7 GRIFFIERECHT EN KOSTENVEROORDELING 7.1 Omdat de raad de klacht gedeeltelijk gegrond verklaart, moet verweerder op grond van artikel 46e lid 5 Advocatenwet het door klager betaalde griffierecht van € 50,- aan hem vergoeden binnen vier weken nadat deze beslissing onherroepelijk is geworden. Klager geeft binnen twee weken na de datum van deze beslissing zijn rekeningnummer schriftelijk aan verweerder door. 7.2 Nu de raad een maatregel oplegt, zal de raad verweerder daarnaast op grond van artikel 48ac lid 1 Advocatenwet veroordelen in de volgende proceskosten: a) € 50,- reiskosten van klager, b) € 110,- kosten tolk ter zitting (2 uur à € 55,- per uur); b) € 750,- kosten van de Nederlandse Orde van Advocaten en c) € 500,- kosten van de Staat. 7.3 Verweerder moet het bedrag van € 160,- aan reiskosten en kosten tolk (het totaal van de in 7.2 onder a en b genoemde kosten) binnen vier weken nadat deze beslissing onherroepelijk is geworden, betalen aan klager. Klager geeft binnen twee weken na de datum van deze beslissing zijn rekeningnummer schriftelijk aan verweerder door. 7.4 Verweerder moet het bedrag van € 1.250,- (het totaal van de in 7.2 onder c en d genoemde kosten) binnen vier weken nadat deze beslissing onherroepelijk is geworden, overmaken naar rekeningnummer lBAN: NL85 lNGB 0000 079000, BIC: INGBNL2A, Nederlandse Orde van Advocaten, Den Haag, onder vermelding van “kostenveroordeling raad van discipline" en het zaaknummer.
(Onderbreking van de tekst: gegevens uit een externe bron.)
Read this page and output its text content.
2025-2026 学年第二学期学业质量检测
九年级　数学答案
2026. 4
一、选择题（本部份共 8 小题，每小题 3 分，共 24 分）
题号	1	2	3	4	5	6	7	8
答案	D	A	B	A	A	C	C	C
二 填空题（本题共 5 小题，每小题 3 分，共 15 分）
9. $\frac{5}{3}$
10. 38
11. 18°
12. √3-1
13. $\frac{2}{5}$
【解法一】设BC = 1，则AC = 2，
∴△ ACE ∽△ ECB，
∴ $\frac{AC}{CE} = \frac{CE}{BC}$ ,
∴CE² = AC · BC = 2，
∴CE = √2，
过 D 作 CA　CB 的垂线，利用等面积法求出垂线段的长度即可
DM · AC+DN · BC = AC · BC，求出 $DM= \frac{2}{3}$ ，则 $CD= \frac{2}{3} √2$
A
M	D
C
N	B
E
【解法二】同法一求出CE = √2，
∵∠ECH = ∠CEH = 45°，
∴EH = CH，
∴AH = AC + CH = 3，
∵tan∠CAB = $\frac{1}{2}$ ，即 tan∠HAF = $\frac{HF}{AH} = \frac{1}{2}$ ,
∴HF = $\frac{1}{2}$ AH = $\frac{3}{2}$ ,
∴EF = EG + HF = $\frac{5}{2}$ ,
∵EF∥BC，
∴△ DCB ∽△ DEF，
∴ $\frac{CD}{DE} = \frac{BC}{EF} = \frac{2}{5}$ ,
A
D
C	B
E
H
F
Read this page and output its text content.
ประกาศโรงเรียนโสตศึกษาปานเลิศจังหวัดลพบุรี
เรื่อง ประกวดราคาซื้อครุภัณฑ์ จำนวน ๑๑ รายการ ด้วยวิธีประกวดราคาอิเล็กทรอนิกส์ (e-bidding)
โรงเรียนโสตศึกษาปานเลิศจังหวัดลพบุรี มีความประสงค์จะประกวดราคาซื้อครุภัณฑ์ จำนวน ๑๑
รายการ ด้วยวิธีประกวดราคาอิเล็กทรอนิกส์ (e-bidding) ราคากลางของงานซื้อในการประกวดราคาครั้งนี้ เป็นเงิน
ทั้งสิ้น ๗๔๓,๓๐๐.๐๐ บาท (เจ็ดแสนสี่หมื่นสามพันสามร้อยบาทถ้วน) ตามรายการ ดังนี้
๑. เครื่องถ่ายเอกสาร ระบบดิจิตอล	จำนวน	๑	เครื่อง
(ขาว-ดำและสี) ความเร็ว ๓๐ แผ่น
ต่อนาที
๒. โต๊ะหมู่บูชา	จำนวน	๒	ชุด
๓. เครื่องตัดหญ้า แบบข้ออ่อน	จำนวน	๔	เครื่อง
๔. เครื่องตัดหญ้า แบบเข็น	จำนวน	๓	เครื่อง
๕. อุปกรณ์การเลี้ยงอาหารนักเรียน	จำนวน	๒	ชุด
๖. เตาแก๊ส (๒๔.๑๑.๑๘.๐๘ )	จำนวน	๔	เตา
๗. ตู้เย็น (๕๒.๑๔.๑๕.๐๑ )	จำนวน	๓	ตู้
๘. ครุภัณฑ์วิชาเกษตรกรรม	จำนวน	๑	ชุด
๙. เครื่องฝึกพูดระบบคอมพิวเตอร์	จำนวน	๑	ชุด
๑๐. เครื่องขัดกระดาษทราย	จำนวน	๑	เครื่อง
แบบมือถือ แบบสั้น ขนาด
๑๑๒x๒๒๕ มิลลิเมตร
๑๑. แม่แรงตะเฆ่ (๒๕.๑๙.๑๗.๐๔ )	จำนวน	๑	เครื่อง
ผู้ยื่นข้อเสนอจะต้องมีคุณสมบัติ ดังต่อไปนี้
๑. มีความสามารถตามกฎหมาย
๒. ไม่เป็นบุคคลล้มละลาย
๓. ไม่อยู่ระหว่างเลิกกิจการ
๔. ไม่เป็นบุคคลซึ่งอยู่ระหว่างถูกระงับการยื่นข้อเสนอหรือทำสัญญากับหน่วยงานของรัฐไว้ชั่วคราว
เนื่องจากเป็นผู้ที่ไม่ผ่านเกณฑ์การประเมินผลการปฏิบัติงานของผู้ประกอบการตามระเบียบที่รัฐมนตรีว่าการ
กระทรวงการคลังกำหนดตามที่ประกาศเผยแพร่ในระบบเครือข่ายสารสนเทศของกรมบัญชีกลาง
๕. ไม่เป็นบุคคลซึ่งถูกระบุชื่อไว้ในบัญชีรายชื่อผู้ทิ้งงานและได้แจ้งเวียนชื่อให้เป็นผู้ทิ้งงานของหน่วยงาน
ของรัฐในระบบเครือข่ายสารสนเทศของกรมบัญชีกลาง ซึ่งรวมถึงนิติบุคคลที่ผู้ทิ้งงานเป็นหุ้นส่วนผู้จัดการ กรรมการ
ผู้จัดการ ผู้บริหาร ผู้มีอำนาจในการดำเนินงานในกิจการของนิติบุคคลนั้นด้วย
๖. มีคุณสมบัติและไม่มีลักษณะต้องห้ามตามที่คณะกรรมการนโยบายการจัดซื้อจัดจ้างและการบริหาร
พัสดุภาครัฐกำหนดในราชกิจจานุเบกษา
BESLISSING De raad van discipline: - verklaart de klacht onder 3.1 gegrond; - verklaart de klacht onder 3.2 ongegrond; - legt aan verweerder de maatregel van schorsing voor de duur van 13 (dertien) weken op; - bepaalt dat deze maatregel niet ten uitvoer zal worden gelegd tenzij de raad van discipline later anders mocht bepalen op de grond dat verweerder een of meer van de navolgende bijzondere of algemene voorwaarden niet heeft nageleefd; - stelt als algemene voorwaarde dat verweerder zich binnen de hierna te melden proeftijd niet opnieuw schuldig maakt aan een in artikel 46 van de Advocatenwet bedoelde gedraging; - stelt de proeftijd op een periode van 2 (twee) jaren, ingaande op de dag dat deze beslissing onherroepelijk wordt; - veroordeelt verweerder tot betaling van het griffierecht van € 50,- aan klager; - veroordeelt verweerder tot betaling van de reiskosten en kosten tolk van in totaal € 160,- aan klager, op de manier en binnen de termijn als hiervóór bepaald in 7.3; - veroordeelt verweerder tot betaling van de proceskosten van € 1.250,- aan de Nederlandse Orde van Advocaten, op de manier en binnen de termijn als hiervóór bepaald in 7.4.
Aldus beslist door mr. H.C.A. de Groot, voorzitter, mrs. A. Schaberg en W.R. Arema, leden, bijgestaan door mr. C.M. van de Kamp als griffier en uitgesproken in het openbaar op 17 april 2023.